Mid-Atlantic Health Law TOPICS
ACO Changes for 2023
In November 2022, the Centers for Medicare and Medicaid Services (CMS) issued the Calendar Year 2023 Physician Fee Schedule final rule. The final rule includes proposed changes to various Medicare Shared Savings Programs (SSPs). Below are summaries of some of the changes.
Advance Payments
To address inequities resulting in low enrollment of low income and dual eligible patients in SSPs, CMS will provide advance incentive payments to new Accountable Care Organizations (ACOs) which are identified as low revenue and are inexperienced with Medicare ACO performance-based risk. The initial payment will be $250,000 with additional quarterly payments for up to two years, based on the patient mix that the ACO serves.
CMS will recoup the payments from the ACO once the ACO starts realizing savings, during the initial agreement and its next agreement period. While CMS will not recoup the payments if the ACO does not realize savings, CMS will seek repayment if the ACO terminates participation during its initial agreement.
ACOs must use the payments to improve health care provider infrastructure, to provide staffing or to provide care for underserved beneficiaries, which may include addressing social needs.
Longer Upside Only
In response to comments from smaller providers that the push to two-sided risk models is a barrier to participation, CMS will now allow ACOs, starting January 2024, to enroll in the BASIC track and stay at Level A for all five years of their first agreement, with an opportunity for an additional two years at Level A in the next agreement.
This will allow an ACO to participate with only upsided risk for seven years while the ACO adjusts to participating in a value-based care model.
ACOs that are currently participating in the BASIC track at Level A or B will have the opportunity to remain at those levels for the remaining period of their agreement.
Benchmarking
CMS adopted several changes to its benchmarking methodology starting January 2024 to address complaints about how the current benchmarking methodology creates unrealistic goals for participating providers by forcing providers to beat their own savings each performance period.
The changes will reduce the effect of an ACOs performance on ACO historic benchmarks by incorporating a prospective external factor, including a “prior savings adjustment” in historical benchmarks for renewing ACOs, and reducing the impact of the negative regional adjustment.

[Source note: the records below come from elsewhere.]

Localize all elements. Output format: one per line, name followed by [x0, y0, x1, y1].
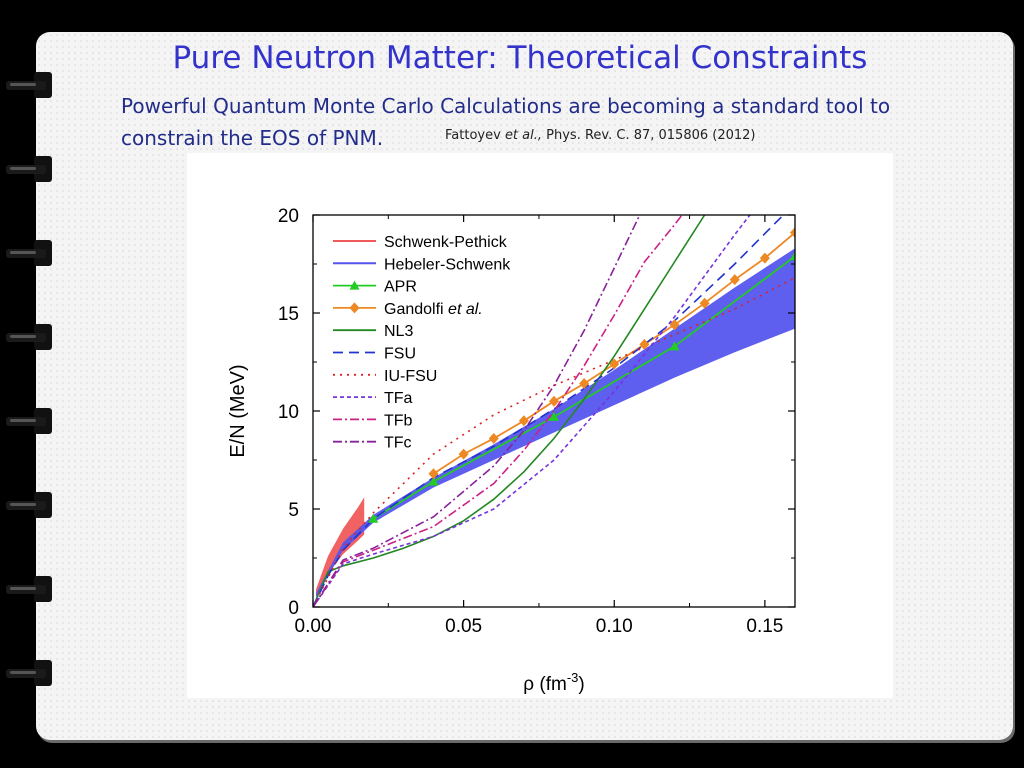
legend-label: TFa: [384, 390, 413, 407]
y-axis-label: E/N (MeV): [227, 364, 249, 457]
chart-panel: 0.00 0.05 0.10 0.15 0 5 10 15 20 Schwenk-Pethick…: [187, 153, 893, 698]
band-hebeler-schwenk: [316, 248, 795, 598]
data-point-apr: [428, 476, 439, 486]
legend-item-apr: APR: [333, 279, 417, 296]
legend-marker: [349, 302, 360, 314]
legend-label-suffix: et al.: [444, 301, 483, 318]
binder-ring: [6, 660, 58, 686]
data-point-gandolfi: [549, 395, 559, 407]
legend-item-hebeler-schwenk: Hebeler-Schwenk: [333, 256, 511, 273]
data-point-gandolfi: [488, 432, 499, 444]
citation-author: Fattoyev: [445, 128, 501, 143]
x-axis-unit: (fm: [539, 674, 566, 695]
legend-label: Schwenk-Pethick: [384, 234, 508, 251]
series-line-tfa: [313, 215, 751, 607]
x-axis-symbol: ρ: [523, 674, 534, 695]
data-point-gandolfi: [518, 415, 529, 427]
legend-item-nl3: NL3: [333, 323, 413, 340]
binder-ring: [6, 408, 58, 434]
legend-label: Hebeler-Schwenk: [384, 256, 511, 273]
legend-item-iu-fsu: IU-FSU: [333, 368, 437, 385]
data-point-gandolfi: [699, 297, 710, 309]
series-line-tfc: [313, 215, 641, 607]
legend-marker: [349, 280, 360, 290]
x-tick-label: 0.05: [445, 616, 482, 637]
legend-label: NL3: [384, 323, 413, 340]
eos-chart: 0.00 0.05 0.10 0.15 0 5 10 15 20 Schwenk-Pethick…: [227, 206, 796, 695]
data-point-gandolfi: [759, 252, 770, 264]
legend-label: IU-FSU: [384, 368, 437, 385]
data-point-apr: [368, 513, 379, 523]
binder-ring: [6, 240, 58, 266]
legend-item-schwenk-pethick: Schwenk-Pethick: [333, 234, 508, 251]
data-point-gandolfi: [669, 319, 680, 331]
citation: Fattoyev et al., Phys. Rev. C. 87, 01580…: [445, 128, 756, 143]
y-tick-label: 10: [278, 402, 299, 423]
x-tick-label: 0.10: [596, 616, 633, 637]
data-point-apr: [549, 411, 559, 421]
binder-ring: [6, 156, 58, 182]
data-point-gandolfi: [609, 358, 620, 370]
marker-layer: [368, 227, 795, 523]
x-axis-close: ): [578, 674, 584, 695]
binder-ring: [6, 492, 58, 518]
data-point-apr: [669, 341, 680, 351]
legend-item-fsu: FSU: [333, 346, 416, 363]
series-line-iu-fsu: [313, 276, 795, 607]
slide-title: Pure Neutron Matter: Theoretical Constra…: [172, 40, 868, 76]
data-point-gandolfi: [639, 338, 650, 350]
binder-ring: [6, 576, 58, 602]
legend-label: TFb: [384, 412, 413, 429]
slide-subtitle-line2: constrain the EOS of PNM.: [121, 126, 384, 150]
legend-item-tfb: TFb: [333, 412, 413, 429]
slide-subtitle-line1: Powerful Quantum Monte Carlo Calculation…: [121, 94, 891, 118]
data-point-apr: [790, 251, 795, 261]
legend-label: FSU: [384, 346, 416, 363]
y-tick-label: 0: [288, 598, 299, 619]
x-axis-exponent: -3: [567, 670, 579, 685]
series-line-fsu: [313, 215, 785, 607]
legend-label: TFc: [384, 435, 412, 452]
legend-item-tfa: TFa: [333, 390, 413, 407]
x-axis-label: ρ (fm-3): [523, 670, 584, 695]
legend-item-gandolfi: Gandolfi et al.: [333, 301, 483, 318]
data-point-gandolfi: [790, 227, 795, 239]
data-point-gandolfi: [428, 468, 439, 480]
series-line-tfb: [313, 215, 684, 607]
y-tick-label: 20: [278, 206, 299, 227]
legend-label: Gandolfi et al.: [384, 301, 483, 318]
binder-ring: [6, 324, 58, 350]
x-tick-label: 0.00: [295, 616, 332, 637]
binder-ring: [6, 72, 58, 98]
series-layer: [313, 215, 795, 607]
data-point-gandolfi: [729, 274, 740, 286]
x-tick-label: 0.15: [746, 616, 783, 637]
y-tick-label: 5: [288, 500, 299, 521]
data-point-gandolfi: [579, 378, 590, 390]
citation-etal: et al.,: [504, 128, 543, 143]
legend-item-tfc: TFc: [333, 435, 412, 452]
y-tick-label: 15: [278, 304, 299, 325]
citation-ref: Phys. Rev. C. 87, 015806 (2012): [546, 128, 756, 143]
legend: Schwenk-Pethick Hebeler-Schwenk APR Gandolf…: [333, 234, 511, 452]
series-line-nl3: [313, 215, 706, 607]
data-point-gandolfi: [458, 448, 469, 460]
tick-layer: 0.00 0.05 0.10 0.15 0 5 10 15 20: [278, 206, 795, 637]
legend-label: APR: [384, 279, 417, 296]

Sliding-Scale Shared Savings
CMS is changing from an “all or nothing” model to a sliding-scale shared savings model. This will allow an ACO that fails to meet all of the quality measures but still achieves a certain minimum quality measure to share in savings at a lower rate than if the ACO had met its full quality measure goals.
CMS explains that this will create a more predictable shared savings for providers and prevent small errors from resulting in disqualification from any shared savings.
Health Equity Adjustment
The final rule also awards bonus points to ACOs that meet high quality measure performance goals and provide care for a higher proportion of underserved or duly eligible beneficiaries.

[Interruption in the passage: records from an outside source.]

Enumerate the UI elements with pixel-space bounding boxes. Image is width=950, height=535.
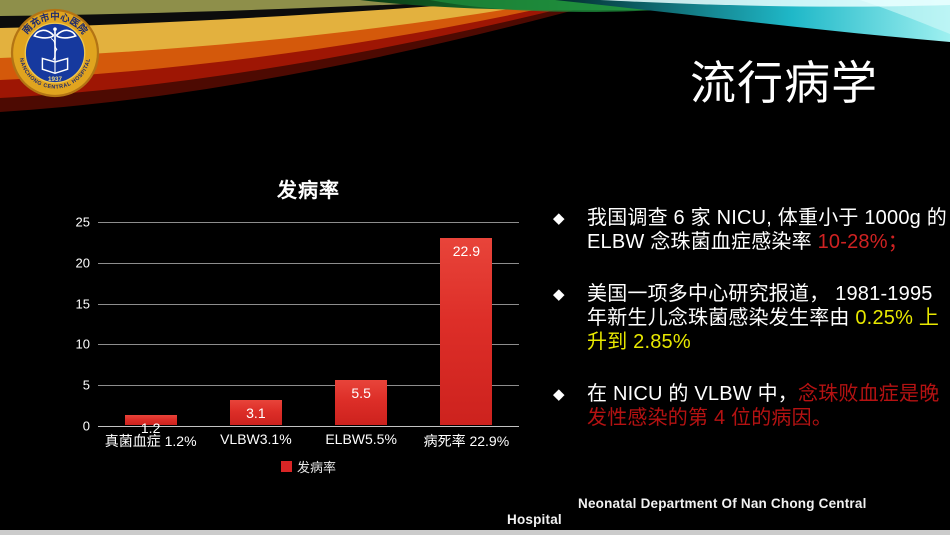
footer-line-2: Hospital [507,511,562,527]
gridline [98,426,519,427]
incidence-bar-chart: 发病率 0 5 10 15 20 25 1.2 真菌血症 1.2% 3.1 VLBW3.1% 5.5… [40,170,540,490]
caduceus-icon [33,27,77,62]
bullet-item: ◆ 在 NICU 的 VLBW 中，念珠败血症是晚 发性感染的第 4 位的病因。 [553,382,949,430]
bullet-item: ◆ 美国一项多中心研究报道， 1981-1995 年新生儿念珠菌感染发生率由 0.… [553,282,949,354]
bar-1 [124,415,177,425]
chart-legend: 发病率 [98,457,519,476]
bar-value-label: 5.5 [351,385,371,402]
logo-year: 1937 [48,76,63,83]
bullet-text: 我国调查 6 家 NICU, 体重小于 1000g 的 ELBW 念珠菌血症感染率… [587,207,947,253]
x-axis-category-label: ELBW5.5% [325,431,397,447]
legend-label: 发病率 [296,460,336,475]
footer-line-1: Neonatal Department Of Nan Chong Central [578,496,867,511]
footer-department: Neonatal Department Of Nan Chong Central… [507,496,944,527]
bar-4 [440,238,493,425]
diamond-bullet-icon: ◆ [553,286,565,303]
legend-swatch-icon [280,461,292,472]
hospital-logo: 南充市中心医院 NANCHONG CENTRAL HOSPITAL 1937 [10,8,100,98]
x-axis-category-label: 真菌血症 1.2% [104,433,197,449]
bullet-item: ◆ 我国调查 6 家 NICU, 体重小于 1000g 的 ELBW 念珠菌血症感… [553,206,949,254]
gridline [98,262,519,264]
y-axis-tick: 20 [75,255,90,271]
top-flare-graphic [0,0,950,112]
gridline [98,222,519,223]
bar-2 [229,399,282,425]
slide-title: 流行病学 [690,57,878,109]
bullet-text: 美国一项多中心研究报道， 1981-1995 年新生儿念珠菌感染发生率由 0.25… [587,283,940,353]
chart-plot: 0 5 10 15 20 25 1.2 真菌血症 1.2% 3.1 VLBW3.1% 5.5 ELBW… [76,215,519,449]
y-axis-tick: 15 [75,296,90,312]
gridline [98,385,519,387]
bar-value-label: 22.9 [452,243,480,260]
chart-title: 发病率 [277,180,340,202]
gridline [98,303,519,305]
gridline [98,344,519,346]
x-axis-category-label: VLBW3.1% [220,431,292,447]
x-axis-category-label: 病死率 22.9% [423,433,510,449]
bar-value-label: 3.1 [246,404,266,421]
bullet-text: 在 NICU 的 VLBW 中，念珠败血症是晚 发性感染的第 4 位的病因。 [587,383,940,429]
y-axis-tick: 5 [82,377,90,393]
bar-3 [335,380,388,425]
y-axis-tick: 25 [75,214,90,230]
diamond-bullet-icon: ◆ [553,386,565,403]
bullet-list: ◆ 我国调查 6 家 NICU, 体重小于 1000g 的 ELBW 念珠菌血症感… [553,206,949,458]
y-axis-tick: 0 [82,418,90,434]
diamond-bullet-icon: ◆ [553,210,565,227]
y-axis-tick: 10 [75,336,90,352]
bar-value-label: 1.2 [140,420,161,437]
bottom-strip [0,530,950,535]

This is the first incentive of this kind in value-based care models that typically rely on risk-adjustment or lower quality standards for underserved populations, both strategies that harm those populations. The final rule instead rewards providers who render excellent care for these populations and incentivize providers to provide care to these underserved populations.
Reduced Administrative Burdens
CMS is also reducing the administrative burden for ACOs by reducing the frequency of notices to attributed participants, reducing the narrative requirements in certain ACO applications, and removing the requirement that ACOs submit its marketing materials to CMS for prior review.
A version of this article was published on April 20, 2023 by The Daily Record.